During his seven years at Lucasfilm, Dan worked on a range of projects, including 101 Dalmatians (1996), Men in Black (1997), and Star Wars Episodes I and II (1999 and 2002). He most enjoyed working on Galaxy Quest (1999), he says, because the staff had a great sense of humor and were given a lot of creative freedom.
But after working in the industry for several years, Dan had moved into a supervisory role, where “most of my job was assigning interesting problems to other people,” he says.
“It always felt a bit painful,” he explains, to hand off his favorite part of his work — solving problems— to his co-workers.
And by then the industry had changed: the small, scrappy, team of co-workers he’d had before was now a staff of a thousand people “doing things that had been done before but trying to do them faster [and] cheaper,” he says.
He decided to go back to school to work on research with the potential to impact film production and the visual effects industry.
While Dan was eager to go back to school to start asking questions and focusing on his research, he wasn’t as excited to be returning to a graduate-student lifestyle and budget.
“I’d been a working stiff for seven years,” he says. “I was used to a regular paycheck, and so thinking about [that transition] was challenging for me and my wife.”

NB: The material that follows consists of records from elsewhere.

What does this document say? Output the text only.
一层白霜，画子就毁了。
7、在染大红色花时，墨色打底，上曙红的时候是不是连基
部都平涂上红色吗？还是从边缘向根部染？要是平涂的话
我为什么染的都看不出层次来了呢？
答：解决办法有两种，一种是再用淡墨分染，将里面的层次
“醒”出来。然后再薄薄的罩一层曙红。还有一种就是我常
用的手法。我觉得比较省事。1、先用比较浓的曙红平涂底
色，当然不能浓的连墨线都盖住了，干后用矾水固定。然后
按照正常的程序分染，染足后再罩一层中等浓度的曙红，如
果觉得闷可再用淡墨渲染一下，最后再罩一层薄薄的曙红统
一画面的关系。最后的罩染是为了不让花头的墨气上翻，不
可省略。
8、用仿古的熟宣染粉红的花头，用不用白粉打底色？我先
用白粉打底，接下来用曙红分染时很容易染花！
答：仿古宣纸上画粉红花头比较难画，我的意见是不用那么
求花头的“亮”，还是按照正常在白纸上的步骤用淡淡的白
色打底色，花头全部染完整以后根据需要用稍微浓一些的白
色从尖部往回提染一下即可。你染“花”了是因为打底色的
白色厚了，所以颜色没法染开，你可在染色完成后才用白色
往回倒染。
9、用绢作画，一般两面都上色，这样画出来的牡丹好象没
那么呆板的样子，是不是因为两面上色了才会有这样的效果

In deciding between Massachusetts Institute of Technology and the UW, funding from the ARCS fellowship — and Seattle’s more moderate climate — were critical factors in convincing Dan to stay west.
As a UW student, Dan continued to pursue his passion for solving visual problems. His early research focused on recovering the shape of objects from images, and a related but separate project focused on allowing computer graphics artists to make lighting changes to an image more rapidly and efficiently. He later worked on projects that would allow the average user to easily manipulate video, and brought this early research to his job at Adobe.

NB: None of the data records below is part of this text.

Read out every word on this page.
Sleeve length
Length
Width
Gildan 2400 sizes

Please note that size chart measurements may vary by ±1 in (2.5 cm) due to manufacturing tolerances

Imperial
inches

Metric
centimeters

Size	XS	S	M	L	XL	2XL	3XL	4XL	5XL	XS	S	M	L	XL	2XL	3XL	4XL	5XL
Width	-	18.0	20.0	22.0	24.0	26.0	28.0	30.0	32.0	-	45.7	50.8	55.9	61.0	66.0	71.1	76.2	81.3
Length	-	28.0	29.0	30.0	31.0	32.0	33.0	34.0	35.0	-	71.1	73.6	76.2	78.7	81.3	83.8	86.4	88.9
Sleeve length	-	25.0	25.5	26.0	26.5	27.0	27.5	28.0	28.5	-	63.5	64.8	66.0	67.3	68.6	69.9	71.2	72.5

A highlight of his experience as an ARCS fellow, Dan says, was attending ARCS luncheons, which celebrate graduate students working across the university. It was a rare opportunity to learn about the work graduate students outside of his department were doing.
Outside of his studies, Dan was also a member of the Computer Science & Engineering Innertube Basketball team, which, while difficult to describe, is a “sort of water polo in innertubes,” he says.
After graduating and working at Adobe for nearly a decade, in December 2015, Dan took a job as a research scientist at Google.
There, he works on the Google Daydream team, dedicated to advancing virtual reality products. While he couldn’t disclose a lot of detail about his current projects, Dan says he joined the team that was responsible for the Jump camera rig, a 360-degree stereo camera that uses a ring of 16 Go-Pro cameras to make a seamless, panoramic 3-D image.
Looking back, he says he couldn’t have anticipated where his career would lead him — he did start out as a theater major in undergrad, before switching to computer science — but that all his career and academic experiences help inform his current work.
His career is “definitely a testament to the way things work out,” he says. “If you follow things that interest you, you’ll end up doing more things that interest you. And things that don’t seem to be related often do become related.”